Nevertheless, these states provide an important lesson: opacity is not inevitable. Where there is political will, systems can be designed to inform, engage, and empower citizens. The examples of Ekiti, Cross River, and Borno stand as proof that local government transparency in Nigeria is not an abstract ideal but an achievable standard.

The challenge, therefore, is not one of possibility but of replication. Until such practices become the norm rather than the exception, Nigeria’s local government system will remain uneven, marked by islands of openness in a sea of obscurity.

For a country seeking to strengthen its democratic foundations, these glimmers of light must not only be acknowledged; they must be amplified, institutionalised, and demanded across all states.

But the most troubling revelation is that 18 States of the Federation publish nothing at all—nothing. In a constitutional democracy, such silence is not an administrative oversight; it is an institutional failure. The fact that six states provide only partial or outdated information is hardly better.

This is deeply troubling. Local governments are the closest tier of government to the people. They are entrusted with the delivery of primary healthcare, basic education, rural infrastructure, and sanitation—services that define the quality of daily life for millions. Yet the finances that underpin these responsibilities remain shrouded in opacity. The result is a dangerous disconnect between public funds and public accountability.

The process, on paper, appears orderly. Local government chairmen prepare appropriation bills. Legislative councils approve them. Allocations are disbursed monthly from the Federation Account. But beyond this procedural façade lies a troubling void. Where are the published budgets? Where is the breakdown of expenditures? Where is the evidence that public funds are serving the public good?

In the absence of transparency, accountability becomes impossible. Citizens cannot question what they cannot see. Civil society cannot track what is not disclosed. Journalists cannot investigate what is hidden. Thus, a system meant to serve the people is effectively insulated from them.

This opacity has consequences—real, tangible, and devastating. Across Nigeria, primary health centres remain under-equipped, rural roads fall into disrepair, and basic education struggles for survival. These are not abstract failures; they are the lived realities of millions. When the tier of government closest to the people is the least transparent, development does not merely stall—it regresses.

The implications are constitutional as well as moral. The 1999 Constitution guarantees a system of democratically elected local governments. But democracy without transparency is a hollow promise. A government that does not disclose its finances cannot claim to be accountable, and one that is not accountable cannot claim legitimacy.

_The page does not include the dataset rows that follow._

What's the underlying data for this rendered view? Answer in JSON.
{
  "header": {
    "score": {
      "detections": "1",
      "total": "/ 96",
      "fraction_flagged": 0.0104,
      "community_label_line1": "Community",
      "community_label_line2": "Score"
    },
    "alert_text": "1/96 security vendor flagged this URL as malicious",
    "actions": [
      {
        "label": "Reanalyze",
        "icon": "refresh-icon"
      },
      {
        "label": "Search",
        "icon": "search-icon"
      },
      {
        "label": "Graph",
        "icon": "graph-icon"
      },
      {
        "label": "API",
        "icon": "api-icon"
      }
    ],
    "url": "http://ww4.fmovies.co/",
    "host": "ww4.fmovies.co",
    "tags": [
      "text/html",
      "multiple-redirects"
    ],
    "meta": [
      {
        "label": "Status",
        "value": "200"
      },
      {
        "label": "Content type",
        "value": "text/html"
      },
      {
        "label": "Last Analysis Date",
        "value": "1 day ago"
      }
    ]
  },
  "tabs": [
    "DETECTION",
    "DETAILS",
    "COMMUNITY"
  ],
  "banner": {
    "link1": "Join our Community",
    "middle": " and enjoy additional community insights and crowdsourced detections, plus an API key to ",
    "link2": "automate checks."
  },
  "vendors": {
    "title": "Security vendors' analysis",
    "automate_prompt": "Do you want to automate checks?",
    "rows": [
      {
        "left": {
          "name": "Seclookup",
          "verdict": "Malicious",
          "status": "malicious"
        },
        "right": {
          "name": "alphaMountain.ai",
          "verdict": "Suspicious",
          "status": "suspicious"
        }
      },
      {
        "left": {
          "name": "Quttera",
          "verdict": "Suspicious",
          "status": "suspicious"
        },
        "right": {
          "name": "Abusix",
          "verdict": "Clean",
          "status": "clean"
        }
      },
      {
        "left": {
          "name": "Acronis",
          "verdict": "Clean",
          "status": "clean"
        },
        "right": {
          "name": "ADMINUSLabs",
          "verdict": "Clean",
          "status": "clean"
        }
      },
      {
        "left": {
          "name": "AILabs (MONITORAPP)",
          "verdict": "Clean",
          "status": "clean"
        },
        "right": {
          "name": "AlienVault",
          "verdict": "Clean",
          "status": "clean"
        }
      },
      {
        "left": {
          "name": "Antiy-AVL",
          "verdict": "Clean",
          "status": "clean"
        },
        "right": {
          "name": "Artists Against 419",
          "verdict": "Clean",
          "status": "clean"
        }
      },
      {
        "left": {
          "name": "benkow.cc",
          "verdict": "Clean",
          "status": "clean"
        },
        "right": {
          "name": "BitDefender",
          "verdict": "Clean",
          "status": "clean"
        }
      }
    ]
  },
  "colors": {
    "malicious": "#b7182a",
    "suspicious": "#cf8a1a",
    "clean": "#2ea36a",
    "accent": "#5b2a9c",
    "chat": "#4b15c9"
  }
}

It is no longer sufficient to treat this as a technical lapse or administrative gap. In an age where digital tools make information dissemination instantaneous, the refusal—or failure—to publish LGA budget data is a matter of political will. It suggests a deliberate preference for opacity over openness, for discretion over duty.

Nigeria must confront this reality with urgency. The publication of local government budgets should not be optional; it should be mandatory, standardised, and enforceable. State governments should ensure that LGA finances are transparent and accessible. Anything less is a betrayal of public trust.

The phrase “missing tier” is, in this context, painfully apt. Local governments in Nigeria are present in law and funded in practice, yet absent where it matters most—in transparency, accountability, and impact.

A democracy cannot thrive in darkness. If Nigeria is to fulfil its promise of governance for the people, by the people, and for the people, then the light of transparency must reach every tier—especially the one closest to the ground.

Until then, politicians and political office holders stand indicted that the Nigerian people will continue to fund a system they cannot see, cannot question, and, too often, cannot benefit from.